Why the hell is Pokemon Go so popular?
What’s up with Pokemon Go and why the hell is it so popular?
Here’s our theory (not at all based on any scientific rationale). We’ll leave that to the person doing his Masters Thesis on Pokemon Go and its effects on the greater Public Consciousness.
- COLLECT THEM ALL! Much like baseball cards or trading cards, you’re incentivised to complete your collection. There’s something satisfying and competitive about completing something. Like finishing a crossword puzzle or getting all the 12 back Kenner Star Wars action figures.
- LEVEL UP AND KEEP GOING. Very similar to #1 above but different. In addition to COLLECTING THEM ALL you also get to level up. When you level up you get bigger and better Pokemon.

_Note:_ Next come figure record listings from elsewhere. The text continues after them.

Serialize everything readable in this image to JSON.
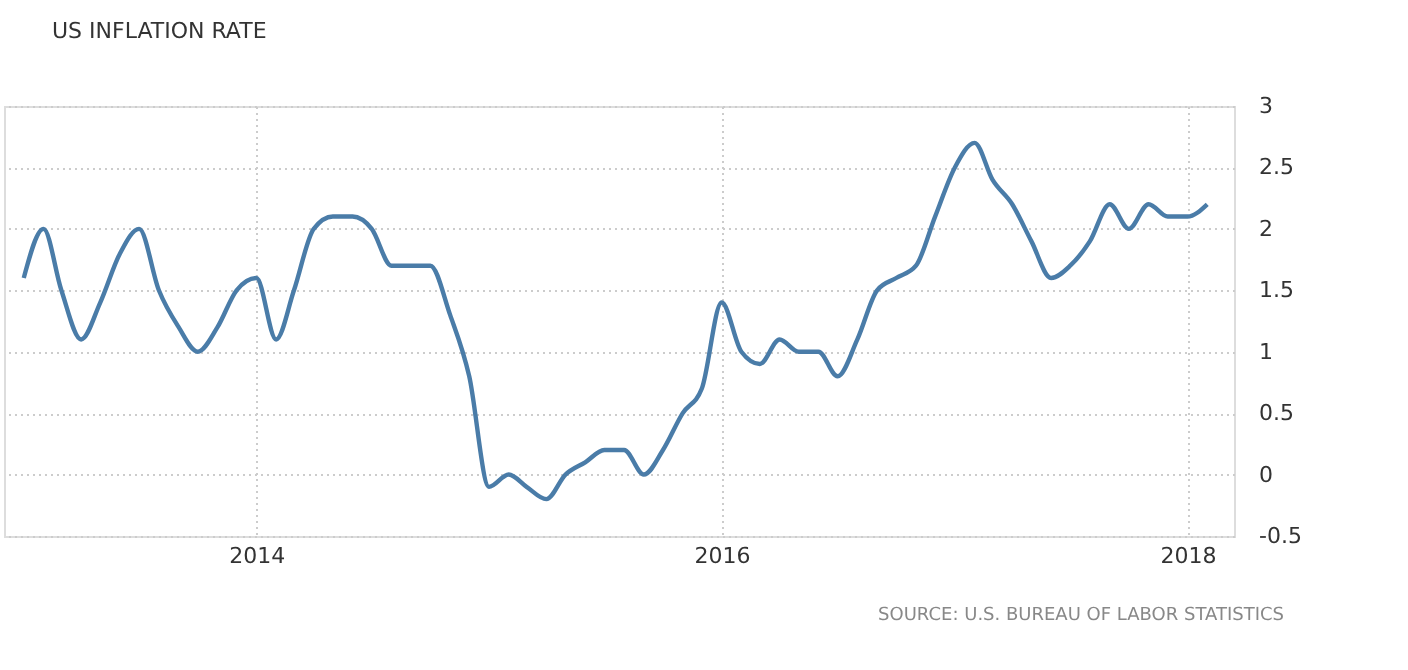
{
  "chart_data": {
    "type": "line",
    "title": "US INFLATION RATE",
    "x": [
      "2013-01",
      "2013-02",
      "2013-03",
      "2013-04",
      "2013-05",
      "2013-06",
      "2013-07",
      "2013-08",
      "2013-09",
      "2013-10",
      "2013-11",
      "2013-12",
      "2014-01",
      "2014-02",
      "2014-03",
      "2014-04",
      "2014-05",
      "2014-06",
      "2014-07",
      "2014-08",
      "2014-09",
      "2014-10",
      "2014-11",
      "2014-12",
      "2015-01",
      "2015-02",
      "2015-03",
      "2015-04",
      "2015-05",
      "2015-06",
      "2015-07",
      "2015-08",
      "2015-09",
      "2015-10",
      "2015-11",
      "2015-12",
      "2016-01",
      "2016-02",
      "2016-03",
      "2016-04",
      "2016-05",
      "2016-06",
      "2016-07",
      "2016-08",
      "2016-09",
      "2016-10",
      "2016-11",
      "2016-12",
      "2017-01",
      "2017-02",
      "2017-03",
      "2017-04",
      "2017-05",
      "2017-06",
      "2017-07",
      "2017-08",
      "2017-09",
      "2017-10",
      "2017-11",
      "2017-12",
      "2018-01",
      "2018-02"
    ],
    "series": [
      {
        "color": "#4a7ca8",
        "values": [
          1.6,
          2.0,
          1.5,
          1.1,
          1.4,
          1.8,
          2.0,
          1.5,
          1.2,
          1.0,
          1.2,
          1.5,
          1.6,
          1.1,
          1.5,
          2.0,
          2.1,
          2.1,
          2.0,
          1.7,
          1.7,
          1.7,
          1.3,
          0.8,
          -0.1,
          0.0,
          -0.1,
          -0.2,
          0.0,
          0.1,
          0.2,
          0.2,
          0.0,
          0.2,
          0.5,
          0.7,
          1.4,
          1.0,
          0.9,
          1.1,
          1.0,
          1.0,
          0.8,
          1.1,
          1.5,
          1.6,
          1.7,
          2.1,
          2.5,
          2.7,
          2.4,
          2.2,
          1.9,
          1.6,
          1.7,
          1.9,
          2.2,
          2.0,
          2.2,
          2.1,
          2.1,
          2.2
        ]
      }
    ],
    "xlim": [
      "2012-12-01",
      "2018-03-15"
    ],
    "xticks": [
      "2014",
      "2016",
      "2018"
    ],
    "ylim": [
      -0.5,
      3
    ],
    "yticks": [
      -0.5,
      0,
      0.5,
      1,
      1.5,
      2,
      2.5,
      3
    ],
    "grid": true,
    "legend": false,
    "marker": "none",
    "line_style": "solid",
    "annotations": [
      "SOURCE: U.S. BUREAU OF LABOR STATISTICS"
    ]
  }
}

- COLLECT THEM ALL! AGAIN! After you finish #1, you’ll realise that you #2 means you get better-powered Pokemon so you’ll need to rinse and repeat #1 again. It’s the equivalent of dying in Super Mario and starting again. Except you don’t actually die, you have unlimited one-ups and you continually get buffed with increasingly powerful Super Magic Mushrooms.

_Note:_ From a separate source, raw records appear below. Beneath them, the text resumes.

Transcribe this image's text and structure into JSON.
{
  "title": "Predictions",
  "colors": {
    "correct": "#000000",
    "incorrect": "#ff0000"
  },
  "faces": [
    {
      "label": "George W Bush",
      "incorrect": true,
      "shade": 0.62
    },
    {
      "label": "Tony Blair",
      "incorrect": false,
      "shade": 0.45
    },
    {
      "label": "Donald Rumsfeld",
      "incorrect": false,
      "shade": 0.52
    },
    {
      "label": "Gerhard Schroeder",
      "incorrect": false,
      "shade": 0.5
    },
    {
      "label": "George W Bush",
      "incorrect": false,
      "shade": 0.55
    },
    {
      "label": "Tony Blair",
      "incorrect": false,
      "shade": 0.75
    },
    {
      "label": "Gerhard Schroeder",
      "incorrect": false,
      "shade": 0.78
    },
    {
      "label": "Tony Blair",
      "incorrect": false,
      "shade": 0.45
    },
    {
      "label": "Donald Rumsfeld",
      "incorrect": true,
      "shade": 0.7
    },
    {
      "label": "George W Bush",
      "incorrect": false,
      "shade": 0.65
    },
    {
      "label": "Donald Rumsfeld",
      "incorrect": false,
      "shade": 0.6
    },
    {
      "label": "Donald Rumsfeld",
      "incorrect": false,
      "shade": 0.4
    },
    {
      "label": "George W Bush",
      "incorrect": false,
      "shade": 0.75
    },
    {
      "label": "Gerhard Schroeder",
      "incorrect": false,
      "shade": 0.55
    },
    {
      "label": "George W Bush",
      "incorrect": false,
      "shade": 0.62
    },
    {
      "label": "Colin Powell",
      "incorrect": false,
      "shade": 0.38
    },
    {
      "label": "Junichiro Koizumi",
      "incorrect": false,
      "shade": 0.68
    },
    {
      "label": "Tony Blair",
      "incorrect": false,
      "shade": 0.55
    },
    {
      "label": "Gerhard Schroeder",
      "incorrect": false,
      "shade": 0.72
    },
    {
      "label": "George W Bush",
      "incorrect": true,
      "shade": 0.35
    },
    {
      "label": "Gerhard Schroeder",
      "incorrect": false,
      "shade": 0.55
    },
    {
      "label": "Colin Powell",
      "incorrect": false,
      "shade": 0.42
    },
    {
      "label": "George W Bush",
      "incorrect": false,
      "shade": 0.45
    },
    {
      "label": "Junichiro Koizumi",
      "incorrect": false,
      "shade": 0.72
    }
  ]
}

- BEAT OTHER PEOPLE’S (POKEMON) UP. The more time you spend in the game, the better your Pokemon. Use your badass Pokemon as an extension of your persona. Set your big guy up in a gym and take other people down. Because you know, it’s not gonna happen IRL.

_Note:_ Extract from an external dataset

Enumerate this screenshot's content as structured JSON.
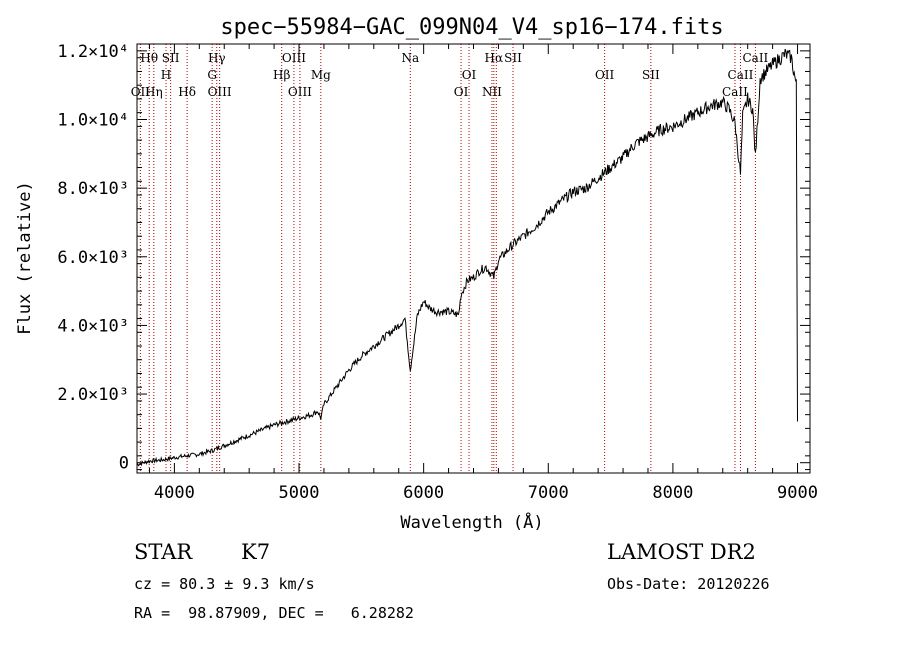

- IT’S FREE! We love free stuff.
- EVERYONE IS PLAYING IT. Call it Fear Of Missing Out, jumping on the bandwagon or just plain ole curiosity. I mean if mum’s playing it, I gotta check it out.
- BOYS LOVE IT. SO DO GIRLS. While video games demographics skew slightly in favour of the boys (Japan is the odd exception to the rule), Pokemon Go transcends gender. How cute is it to see couples ‘Pokemon hunting’ together. Awww shucks.
- YOU GET TO EXERCISE! Walk 5km to hatch some eggs and burn some calories. Sure it’s a Win-Win. Just remember to look up and enjoy the scenery sometime.
- MAGIKARP. Because a floppy fish is so damn cute FFS.